Robert Wood Johnson Foundation Research:
The RWJ Foundation provides some great information and background into the research related to social determinants of health in the webinar, “What Shapes Health?” For additional information, RWJ created in-depth briefs on key social determinants of health. Three main factors include:
- Social Factors: Research is showing connections between education, income, race, and living and working conditions on health:
- Income and wealth shape access to health-promoting conditions, such as the resources to purchase fruits and vegetables, living in neighborhoods with full-service supermarkets, and safe neighborhoods with places to exercise. Higher income has been linked with better health and longer life spans among adults. For example, adults in the highest income bracket have been shown to live, on average, six years longer than adults in the lower income brackets (p.5).
- Education plays a powerful role in shaping health behaviors, in multiple ways.
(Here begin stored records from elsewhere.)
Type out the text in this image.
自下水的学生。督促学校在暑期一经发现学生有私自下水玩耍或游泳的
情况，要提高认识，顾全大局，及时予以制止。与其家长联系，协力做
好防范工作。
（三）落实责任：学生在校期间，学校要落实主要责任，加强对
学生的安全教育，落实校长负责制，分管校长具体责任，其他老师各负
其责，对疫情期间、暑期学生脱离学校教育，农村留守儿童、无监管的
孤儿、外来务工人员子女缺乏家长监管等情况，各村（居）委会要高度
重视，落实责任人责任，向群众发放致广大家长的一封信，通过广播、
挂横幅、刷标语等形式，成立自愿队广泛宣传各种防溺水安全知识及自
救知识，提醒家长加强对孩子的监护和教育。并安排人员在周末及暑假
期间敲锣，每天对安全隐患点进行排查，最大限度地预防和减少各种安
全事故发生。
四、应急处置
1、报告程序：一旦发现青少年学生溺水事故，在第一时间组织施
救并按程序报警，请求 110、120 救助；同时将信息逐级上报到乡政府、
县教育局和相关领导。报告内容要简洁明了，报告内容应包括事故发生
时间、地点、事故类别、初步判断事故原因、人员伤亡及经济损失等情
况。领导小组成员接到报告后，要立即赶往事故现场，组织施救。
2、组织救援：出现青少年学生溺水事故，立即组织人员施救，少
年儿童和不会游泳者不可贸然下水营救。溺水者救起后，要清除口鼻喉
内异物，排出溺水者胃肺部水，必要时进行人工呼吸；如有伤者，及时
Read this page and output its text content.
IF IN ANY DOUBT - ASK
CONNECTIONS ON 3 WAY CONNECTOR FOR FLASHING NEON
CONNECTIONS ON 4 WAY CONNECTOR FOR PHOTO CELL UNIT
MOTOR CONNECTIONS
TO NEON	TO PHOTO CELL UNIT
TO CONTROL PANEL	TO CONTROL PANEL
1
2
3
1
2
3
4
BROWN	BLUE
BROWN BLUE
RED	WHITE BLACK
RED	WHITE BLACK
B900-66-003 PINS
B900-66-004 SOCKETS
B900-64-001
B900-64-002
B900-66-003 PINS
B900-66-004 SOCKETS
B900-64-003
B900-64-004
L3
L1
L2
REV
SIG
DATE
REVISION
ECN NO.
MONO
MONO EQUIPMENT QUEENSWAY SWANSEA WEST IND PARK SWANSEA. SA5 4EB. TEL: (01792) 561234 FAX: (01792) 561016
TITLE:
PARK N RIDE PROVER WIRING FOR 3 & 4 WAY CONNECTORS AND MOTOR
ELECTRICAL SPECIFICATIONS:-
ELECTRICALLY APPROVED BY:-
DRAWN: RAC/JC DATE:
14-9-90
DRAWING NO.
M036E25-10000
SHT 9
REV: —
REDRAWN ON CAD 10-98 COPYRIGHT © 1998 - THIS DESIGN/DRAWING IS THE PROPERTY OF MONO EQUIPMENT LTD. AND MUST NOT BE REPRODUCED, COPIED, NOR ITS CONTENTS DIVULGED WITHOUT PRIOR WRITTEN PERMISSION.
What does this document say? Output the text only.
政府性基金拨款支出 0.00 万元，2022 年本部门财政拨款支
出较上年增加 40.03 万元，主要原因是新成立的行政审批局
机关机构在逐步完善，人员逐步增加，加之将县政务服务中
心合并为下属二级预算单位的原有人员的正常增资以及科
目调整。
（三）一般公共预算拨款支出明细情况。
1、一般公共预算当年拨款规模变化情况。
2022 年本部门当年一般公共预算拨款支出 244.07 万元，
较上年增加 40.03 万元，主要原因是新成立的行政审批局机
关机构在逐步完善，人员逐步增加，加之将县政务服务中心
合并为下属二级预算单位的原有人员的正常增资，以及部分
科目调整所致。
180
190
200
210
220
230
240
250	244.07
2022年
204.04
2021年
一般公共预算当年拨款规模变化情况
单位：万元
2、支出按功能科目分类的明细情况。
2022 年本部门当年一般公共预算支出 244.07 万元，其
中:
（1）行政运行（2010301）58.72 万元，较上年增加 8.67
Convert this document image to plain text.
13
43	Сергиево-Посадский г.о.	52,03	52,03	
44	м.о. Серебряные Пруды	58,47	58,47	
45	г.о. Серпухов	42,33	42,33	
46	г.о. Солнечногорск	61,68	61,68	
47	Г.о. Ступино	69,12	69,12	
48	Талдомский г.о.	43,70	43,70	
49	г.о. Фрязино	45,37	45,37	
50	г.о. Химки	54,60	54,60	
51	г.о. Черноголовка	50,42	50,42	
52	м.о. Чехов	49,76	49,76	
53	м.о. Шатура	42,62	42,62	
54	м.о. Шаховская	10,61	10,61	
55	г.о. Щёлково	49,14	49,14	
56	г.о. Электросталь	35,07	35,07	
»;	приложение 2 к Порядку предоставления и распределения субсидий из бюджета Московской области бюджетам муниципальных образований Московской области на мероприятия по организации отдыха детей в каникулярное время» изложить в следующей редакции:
Education level is linked to employment and income opportunities, greater health knowledge, better problem-solving skills to make more informed health choices, and links into social support systems and norm groups that support healthy behavioral choices (1).
- Stress: Research is showing a connection between exposure to chronic stress and negative health outcomes:
- Exposure to stress affects the neuroendocrine system, which in turn affects the regulation and aging of the immune system and metabolic changes that contribute to cardiovascular disease (p.3).
- Exposure to stress affects the sympathetic nervous system, in turn, raising blood pressure and heart rates (p.3).
- Exposure to stress impacts the immune systems, the body’s main defense against infections (p.3).
- Early Childhood Experiences: This research focuses on the critical role this period of early development plays on shaping the foundation for lifelong health. This information is associated with the Adverse Childhood Experiences (ACE) Study:
- “Children’s social and economic conditions have direct affects on health. Low-income/low educational level mothers are more likely to have premature or low birth rate babies. These babies are more likely to experience more health risks throughout their lifetime. In addition, family income levels impact nutrition, housing and community safety opportunities, all of which directly affect children’s health” (p.2).
- “Children’s development shapes health throughout life. Brain, cognitive and behavioral development early in life are strongly linked to important health outcomes later in life, including cardiovascular disease and stroke, hypertension, diabetes, obesity, smoking, drug use and depression “ (p.4).